Meski 29% tenaga kerja di industri maritim global adalah perempuan, mereka masih terkonsentrasi di sektor administratif atau pendidikan, bukan pada lini operasional atau teknis yang biasanya menjadi jalur menuju pucuk pimpinan.
Selain representasi yang minim, banyak perempuan juga terjebak di support role tanpa akses ke pelatihan atau promosi yang proporsional. Studi menunjukkan bahwa 48% perempuan bekerja di peran administratif, semenara hanya 28% yang menembus sektor teknis. Ini menciptakan jurang antara pengalaman operasional dan jalur menuju posisi strategis.
Hal tersebut juga mencuat dalam pengalaman lintas negara. "In Malaysia, the administrative workers are quite a lot, but not marine officers only 200," ungkap Dr. Yasmin Mohd Hasni, pejabat senior dari Malaysia Marine Department, menggarisbawahi dominasi administratif perempuan yang belum menyentuh operasional laut.
Menariknya, Indonesia justru mencatat proporsi lulusan perempuan yang tinggi di lembaga maritim internasional. Dari total 20 lulusan Indonesia di World Maritime University (WMU), 3 orang atau 15% adalah perempuan. Untuk IMLI (International Maritime Law Institute), dari 10 lulusan, 30% adalah perempuan. Ini mencerminkan kesiapan SDM perempuan, namun belum dibarengi akses struktural yang setara.
Kebijakan internal perusahaan dan otoritas juga memegang peran vital. Dari 513 perusahaan yang disurvei, hanya 44% memiliki kebijakan formal untuk kesetaraan gender.
Praktik terbaik meliputi penggunaan bahasa netral dalam lowongan kerja, memastikan kesetaraan gaji, serta melibatkan panel wawancara yang beragam. Di Indonesia sendiri, belum banyak yang menerapkan gender kuota, meskipun semangat pemberdayaan mulai digaungkan lewat platform seperti IMW 2025.
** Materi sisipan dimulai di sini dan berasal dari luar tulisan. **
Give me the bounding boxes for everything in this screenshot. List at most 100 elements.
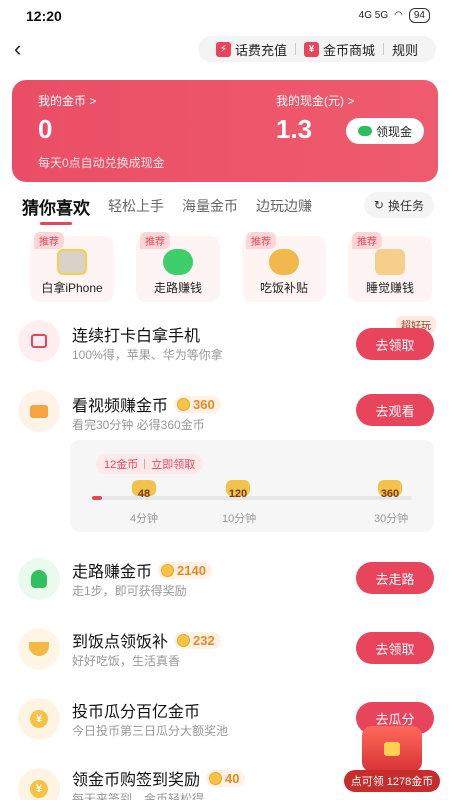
task-desc: 100%得，苹果、华为等你拿 (72, 348, 223, 362)
task-row-meal: 到饭点领饭补 232 好好吃饭，生活真香 去领取 (0, 626, 450, 676)
switch-task-label: 换任务 (387, 198, 424, 213)
recharge-label: 话费充值 (234, 42, 287, 58)
task-title-text: 连续打卡白拿手机 (72, 328, 201, 345)
network-indicator: 4G 5G (358, 10, 389, 21)
coin-icon (177, 633, 191, 647)
task-desc: 看完30分钟 必得360金币 (72, 418, 205, 432)
sleeping-person-icon (375, 249, 405, 275)
task-title-text: 走路赚金币 (72, 564, 153, 581)
task-title: 看视频赚金币 360 (72, 392, 221, 416)
video-camera-icon (18, 390, 60, 432)
claim-button[interactable]: 去领取 (356, 328, 434, 360)
coin-mall-button[interactable]: ¥ 金币商城 (296, 40, 383, 59)
task-desc: 好好吃饭，生活真香 (72, 654, 181, 668)
quick-entry-label: 走路赚钱 (153, 281, 202, 295)
back-arrow-icon[interactable]: ‹ (14, 38, 38, 62)
claim-chip[interactable]: 12金币 立即领取 (96, 454, 204, 474)
quick-entry-meal[interactable]: 推荐 吃饭补贴 (242, 232, 326, 302)
task-title: 连续打卡白拿手机 (72, 322, 200, 346)
battery-indicator: 94 (408, 8, 430, 23)
yen-icon: ¥ (303, 41, 319, 57)
quick-entry-iphone[interactable]: 推荐 白拿iPhone (30, 232, 114, 302)
coin-icon (161, 563, 175, 577)
coin-mall-label: 金币商城 (322, 42, 375, 58)
coin-yuan-icon: ¥ (18, 698, 60, 740)
quick-entry-walk[interactable]: 推荐 走路赚钱 (136, 232, 220, 302)
my-cash-link[interactable]: 我的现金(元) > (276, 92, 354, 109)
lightning-icon: ⚡ (215, 41, 231, 57)
coins-value: 0 (38, 114, 53, 144)
coin-bag-icon: 48 (132, 480, 156, 500)
switch-task-button[interactable]: ↻ 换任务 (363, 192, 434, 218)
top-nav: ‹ ⚡ 话费充值 ¥ 金币商城 规则 (0, 34, 450, 66)
chip-claim: 立即领取 (151, 459, 196, 471)
status-icons: 4G 5G ◠ 94 (359, 8, 430, 23)
coin-bag-icon: 360 (378, 480, 402, 500)
quick-entry-row: 推荐 白拿iPhone 推荐 走路赚钱 推荐 吃饭补贴 推荐 睡觉赚钱 (30, 232, 432, 302)
coin-reward-pill: 360 (174, 395, 221, 413)
coin-reward-pill: 40 (206, 769, 246, 787)
task-title: 领金币购签到奖励 40 (72, 766, 246, 790)
task-desc: 走1步，即可获得奖励 (72, 584, 187, 598)
chip-coins: 12金币 (104, 459, 139, 471)
task-row-walk: 走路赚金币 2140 走1步，即可获得奖励 去走路 (0, 556, 450, 606)
withdraw-label: 领现金 (375, 124, 412, 139)
wechat-icon (357, 126, 372, 136)
tab-easy-start[interactable]: 轻松上手 (108, 196, 164, 216)
chip-divider (144, 459, 146, 469)
quick-entry-label: 睡觉赚钱 (365, 281, 414, 295)
rules-label: 规则 (391, 42, 418, 58)
recommend-badge: 推荐 (352, 232, 382, 249)
task-title: 走路赚金币 2140 (72, 558, 212, 582)
task-row-video: 看视频赚金币 360 看完30分钟 必得360金币 去观看 (0, 388, 450, 438)
treasure-chest-icon (362, 726, 422, 772)
task-title-text: 看视频赚金币 (72, 398, 169, 415)
milestone-time: 10分钟 (222, 513, 257, 525)
rules-button[interactable]: 规则 (384, 40, 426, 59)
claim-meal-button[interactable]: 去领取 (356, 632, 434, 664)
task-title-text: 领金币购签到奖励 (72, 772, 201, 789)
coin-reward-value: 40 (225, 770, 240, 786)
task-title-text: 投币瓜分百亿金币 (72, 704, 201, 721)
withdraw-button[interactable]: 领现金 (346, 118, 424, 144)
coin-bag-icon: 120 (226, 480, 250, 500)
milestone-2: 120 10分钟 (222, 480, 257, 526)
my-coins-link[interactable]: 我的金币 > (38, 92, 96, 109)
milestone-1: 48 4分钟 (128, 480, 160, 526)
video-progress-panel: 12金币 立即领取 48 4分钟 120 10分钟 360 30分钟 (70, 440, 434, 532)
coin-reward-value: 360 (193, 396, 215, 412)
wifi-icon: ◠ (394, 10, 403, 21)
task-tabs: 猜你喜欢 轻松上手 海量金币 边玩边赚 ↻ 换任务 (22, 192, 438, 225)
coin-icon (177, 397, 191, 411)
phone-box-icon (18, 320, 60, 362)
cash-value: 1.3 (276, 114, 313, 144)
floating-reward-chest[interactable]: 点可领 1278金币 (344, 724, 440, 796)
coin-yuan-icon: ¥ (18, 768, 60, 800)
tab-play-earn[interactable]: 边玩边赚 (256, 196, 312, 216)
status-time: 12:20 (26, 8, 62, 24)
iphone-icon (57, 249, 87, 275)
recommend-badge: 推荐 (246, 232, 276, 249)
task-title: 投币瓜分百亿金币 (72, 698, 200, 722)
nav-pill-group: ⚡ 话费充值 ¥ 金币商城 规则 (197, 36, 436, 62)
exchange-note: 每天0点自动兑换成现金 (38, 156, 165, 170)
meal-bowl-icon (269, 249, 299, 275)
recommend-badge: 推荐 (34, 232, 64, 249)
coin-reward-pill: 232 (174, 631, 221, 649)
coin-icon (209, 771, 223, 785)
tab-massive-coins[interactable]: 海量金币 (182, 196, 238, 216)
task-desc: 今日投币第三日瓜分大额奖池 (72, 724, 229, 738)
watch-button[interactable]: 去观看 (356, 394, 434, 426)
refresh-icon: ↻ (373, 198, 384, 212)
milestone-time: 30分钟 (374, 513, 409, 525)
progress-fill (92, 496, 102, 500)
recharge-button[interactable]: ⚡ 话费充值 (208, 40, 295, 59)
task-desc: 每天来签到，金币轻松得 (72, 792, 205, 800)
milestone-time: 4分钟 (129, 513, 159, 525)
quick-entry-sleep[interactable]: 推荐 睡觉赚钱 (348, 232, 432, 302)
walk-button[interactable]: 去走路 (356, 562, 434, 594)
task-title: 到饭点领饭补 232 (72, 628, 221, 652)
walking-person-icon (18, 558, 60, 600)
coin-reward-value: 232 (193, 632, 215, 648)
tab-guess-like[interactable]: 猜你喜欢 (22, 194, 90, 225)
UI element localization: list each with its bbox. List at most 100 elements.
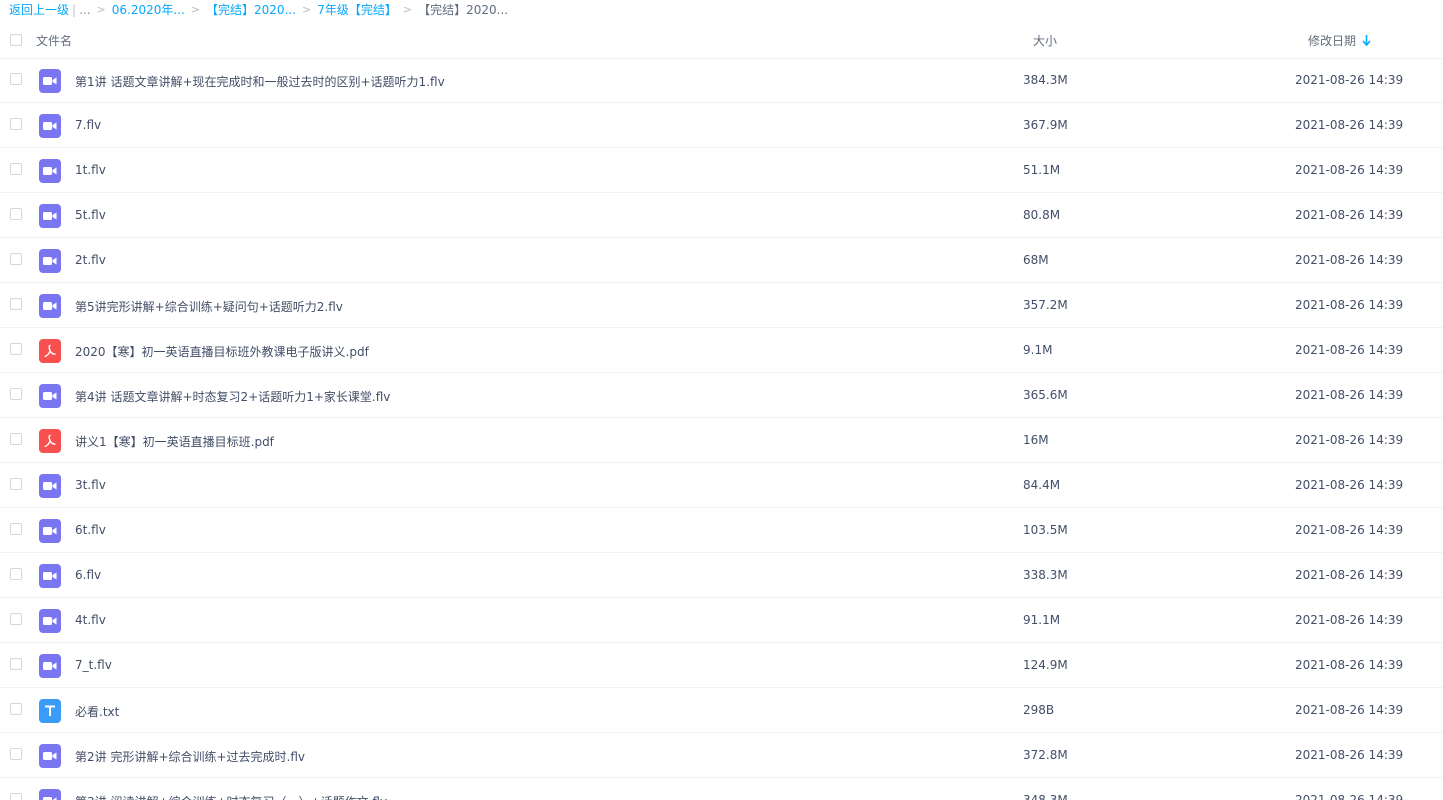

Sebab itu, narasi seperti yang dibawa Diah Kurniawati bukan sekadar inspirasi, tapi panggilan untuk restrukturisasi. "Memberdayakan perempuan bukan hanya masalah kesetaraan, tetapi juga kunci untuk membuka ide-ide baru, meningkatkan kinerja operasional, dan mendorong pertumbuhan industri jangka panjang," ucapnya lugas.
Di tengah transformasi sektor maritim menuju konektivitas, keberlanjutan, dan digitalisasi, sebagaimana tema besar IMW 2025, keterlibatan perempuan adalah kebutuhan strategis untuk masa depan industri laut yang lebih cerdas, adil, dan berdaya saing.